Several clinical factors were predictive of postoperative hypocalcemia in patients undergoing thyroidectomy, a new study identified.
Out of over 126,000 adult patients who underwent total thyroidectomy, nearly 20% had hypocalcemia during the first 30 days following surgery -- defined as a diagnosis of hypocalcemia or hypoparathyroidism -- reported Jonathon Russell, MD, of Johns Hopkins Medicine in Baltimore, and colleagues.
However, hypocalcemia resolved in most patients with time, as it was present in only 4.4% of these patients 1 year after the surgery, the team wrote in .
Russell's group pointed out that current recommendations suggest "recognition of devascularized or inadvertently removed parathyroid glands with prompt autotransplantation and the use of routine postoperative calcium supplementation" in order to help reduce the risk of hypocalcemia development after thyroidectomy.
At the time of thyroidectomy, a little more than 2% of patients had a magnesium disorder, and the presence of that was the strongest predictor of postoperative hypocalcemia -- both shortly after surgery and in the long-term.
Specifically, those with a magnesium disorder had a more than eight-fold higher odds of short-term hypocalcemia after total thyroidectomy (odds ratio 8.40, 95% CI 7.21-9.79). Even more notable, patients with a magnesium disorder at the time of thyroidectomy had more than 25-fold higher odds for long-term hypocalcemia (OR 25.23, 95% CI 19.80-32.17).
"We had previously found a strong link between hypomagnesemia and hypocalcemia after thyroidectomy," Russell told app.
"The big question is if it means anything clinically, or if we are simply demonstrating that some percentage of the population needs more magnesium," he continued, adding that the findings are a reminder to other healthcare professionals "that correcting magnesium levels postoperatively can help some patients after thyroidectomy."
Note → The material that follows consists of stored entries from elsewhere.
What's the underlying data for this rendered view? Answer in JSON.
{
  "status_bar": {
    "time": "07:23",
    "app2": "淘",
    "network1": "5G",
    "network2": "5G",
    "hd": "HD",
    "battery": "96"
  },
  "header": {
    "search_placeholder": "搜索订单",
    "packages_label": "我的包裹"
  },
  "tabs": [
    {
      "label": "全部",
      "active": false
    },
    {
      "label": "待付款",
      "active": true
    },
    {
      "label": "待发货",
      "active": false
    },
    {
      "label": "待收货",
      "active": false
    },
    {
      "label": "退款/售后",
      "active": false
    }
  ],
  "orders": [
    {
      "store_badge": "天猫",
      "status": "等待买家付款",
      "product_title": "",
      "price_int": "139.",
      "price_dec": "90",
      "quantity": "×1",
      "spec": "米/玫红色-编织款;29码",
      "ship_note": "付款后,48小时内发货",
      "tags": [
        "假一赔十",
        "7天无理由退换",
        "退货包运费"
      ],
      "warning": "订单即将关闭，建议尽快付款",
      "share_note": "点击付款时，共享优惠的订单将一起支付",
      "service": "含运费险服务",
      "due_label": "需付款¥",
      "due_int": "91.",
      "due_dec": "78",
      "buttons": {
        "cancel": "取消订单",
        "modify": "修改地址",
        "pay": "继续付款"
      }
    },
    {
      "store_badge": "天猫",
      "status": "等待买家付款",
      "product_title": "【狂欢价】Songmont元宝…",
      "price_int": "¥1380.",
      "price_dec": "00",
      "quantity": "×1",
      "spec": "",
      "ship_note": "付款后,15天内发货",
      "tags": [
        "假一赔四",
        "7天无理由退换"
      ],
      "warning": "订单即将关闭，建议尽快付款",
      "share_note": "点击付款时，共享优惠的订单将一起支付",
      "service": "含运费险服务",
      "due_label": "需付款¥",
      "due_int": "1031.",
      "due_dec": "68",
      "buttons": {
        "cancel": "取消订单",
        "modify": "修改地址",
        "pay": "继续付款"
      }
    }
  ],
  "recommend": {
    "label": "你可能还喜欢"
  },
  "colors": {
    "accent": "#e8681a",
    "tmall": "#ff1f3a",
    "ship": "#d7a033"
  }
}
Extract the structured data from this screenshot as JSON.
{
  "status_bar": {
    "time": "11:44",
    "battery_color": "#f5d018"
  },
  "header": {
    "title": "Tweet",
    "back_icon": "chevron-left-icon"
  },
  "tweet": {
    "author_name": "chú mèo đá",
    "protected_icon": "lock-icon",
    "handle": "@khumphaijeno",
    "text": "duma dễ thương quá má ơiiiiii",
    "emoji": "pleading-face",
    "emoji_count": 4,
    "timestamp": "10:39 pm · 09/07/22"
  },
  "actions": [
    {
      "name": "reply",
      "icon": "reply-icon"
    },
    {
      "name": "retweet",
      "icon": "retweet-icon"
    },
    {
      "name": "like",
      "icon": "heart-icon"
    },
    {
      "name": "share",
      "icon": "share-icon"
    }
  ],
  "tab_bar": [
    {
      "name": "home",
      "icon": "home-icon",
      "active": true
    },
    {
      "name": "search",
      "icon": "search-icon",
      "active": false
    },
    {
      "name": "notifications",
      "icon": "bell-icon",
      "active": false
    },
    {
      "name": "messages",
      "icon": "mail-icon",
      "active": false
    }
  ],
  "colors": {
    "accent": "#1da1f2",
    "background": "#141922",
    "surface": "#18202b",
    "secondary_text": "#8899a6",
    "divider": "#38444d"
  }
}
"There may be some patients at higher risk who could also benefit from preoperative intervention, but we will need to examine this more first," he concluded.
Study Details
The retrospective cross-sectional analysis included patient data from large U.S. employment-based database claims. The adult patients underwent a total thyroidectomy for either benign or malignant disease from 2010 to 2012. About half of patients underwent surgery for malignant neoplasm, while the second most common indication was goiter.
The development of postoperative hypocalcemia during the initial 30 days after surgery, as well as 1 year out, was also more likely among female patients and among those who were younger than age 40 at the time of surgery.
Several other clinical factors and comorbidities were also predictive of developing hypocalcemia after thyroidectomy both in the short and long-term, the researchers found:
- Thyroiditis -- short-term: OR 1.48 (95% CI 1.16-1.89) and long-term: OR 1.60 (95% CI 1.13-2.26)
- Cancer -- OR 1.32 (1.05-1.67) and OR 1.17 (0.83-1.63)
- Vitamin D deficiency -- OR 1.96 (1.74-2.21) and OR 3.72 ( 3.30-4.18)
- Concurrent lateral neck dissection -- OR 1.51 (1.37-1.66) and OR 1.95 (1.69-2.26)
- Concurrent central neck dissection -- OR 1.15 (1.07-1.24) and OR 1.25 (1.12-1.40)
- Intraoperative parathyroid -- OR 1.58 (1.46-1.71) and OR, 2.05 (1.82-2.31)
- Recurrent laryngeal nerve injury -- OR, 1.49 (1.27-1.74); OR 2.04 (1.64-2.54)
Not surprisingly, the presence of comorbidities was also tied to higher costs of care. One year after thyroidectomy, patients with a magnesium disorder incurred an average $14,314 higher overall care costs. Those with a recurrent laryngeal nerve injury saw on average $13,286 in higher costs, while those with hypocalcemia had about $3,392 higher costs.
Disclosures
Russell reported no disclosures; one co-author reported personal fees from Medtronic and Hemostatix outside of the study.
Primary Source
JAMA Otolaryngology - Head & Neck Surgery
Liu RH, et al "Association of hypocalcemia and magnesium disorders With thyroidectomy in commercially insured patients" JAMA Otolaryngol Head Neck Surg 2020; DOI: 10.1001/jamaoto.2019.4193.